Halina Poswiatowska nacque nel 1935 e morì nel 1967 in Polonia, all’età di trentadue anni. Malata di cuore fin dall’infanzia, tra il 1958 e il 1967 pubblicò quattro volumi di poesie, racconti e una piéce teatrale. Era una grande poetessa, amata e venerata dai giovani del suo paese. “Racconto per un amico” apparve nel 1967 pochi mesi prima della sua morte. E’ un’opera autobiografica in cui emerge l’indissolubile legame tra scrittura e vita che caratterizza, in un modo assolutamente particolare, il suo stile.
Parlerò, amico mio. Forse sarebbe meglio tacere, ma il silenzio non è una soluzione, il silenzio non chiarisce. E io cerco sempre di spiegare, a me stessa e a te, che quanto ho fatto non è stato un tradimento. Anche quando ho desiderato morire, anche allora non ti ho mai tradito, né ho deluso la tua fiducia.

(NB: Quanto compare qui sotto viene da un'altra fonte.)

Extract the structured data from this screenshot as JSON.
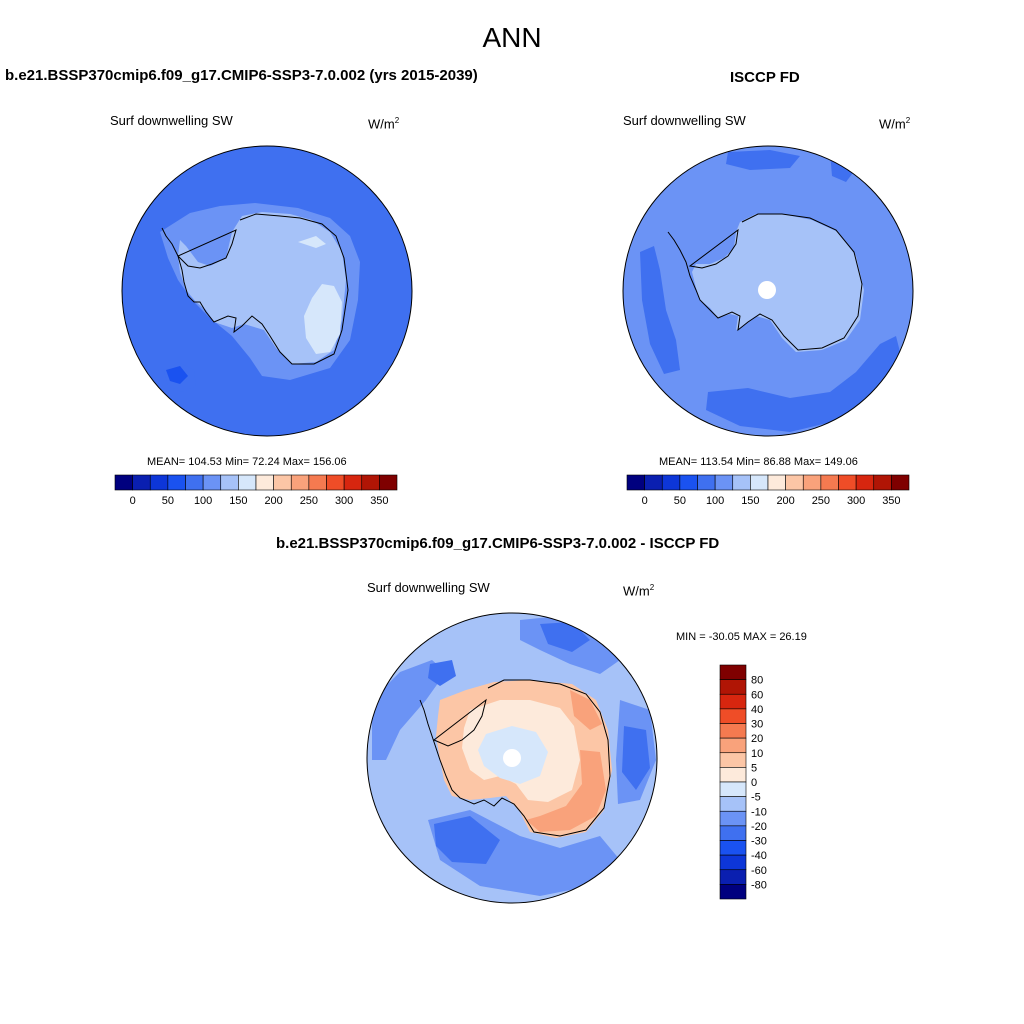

E perciò, amico mio, io mi difenderò con le parole dal tuo silenzio.
Io voglio essere nei tuoi ricordi come sono veramente stata in tutti gli anni trascorsi insieme, in tutti i giorni in cui i nostri pensieri correvano insieme, consci della loro vicinanza: bastava scrivere una lettera o tendere una mano per imbattersi in una tua parola o in un tuo gesto affettuoso. Io voglio ridestare il nostro passato, il nostro comune passato, io voglio che su questi fogli che mi fronteggiano ancora bianchi tu ritrovi il battito vivo del mio cuore.
So che mi ascolterai con pazienza, altrimenti non avrei il coraggio di scriverti. Com’è difficile trovare le parole, e com’è difficile, una volta trovate, costringerle in frasi: altro che la fluidità del tuo stile o il coraggio con cui ti servi delle tue spericolate metafore! Ma non importa. Le cose di cui ti parlerò tu le conosci quanto me: considera perciò le mie parole come una specie di cartello stradale che ti indica una direzione nota. Porgimi la mano: ripercorriamo a ritroso le nostre orme, lascia che ancora una volta sia io a condurti.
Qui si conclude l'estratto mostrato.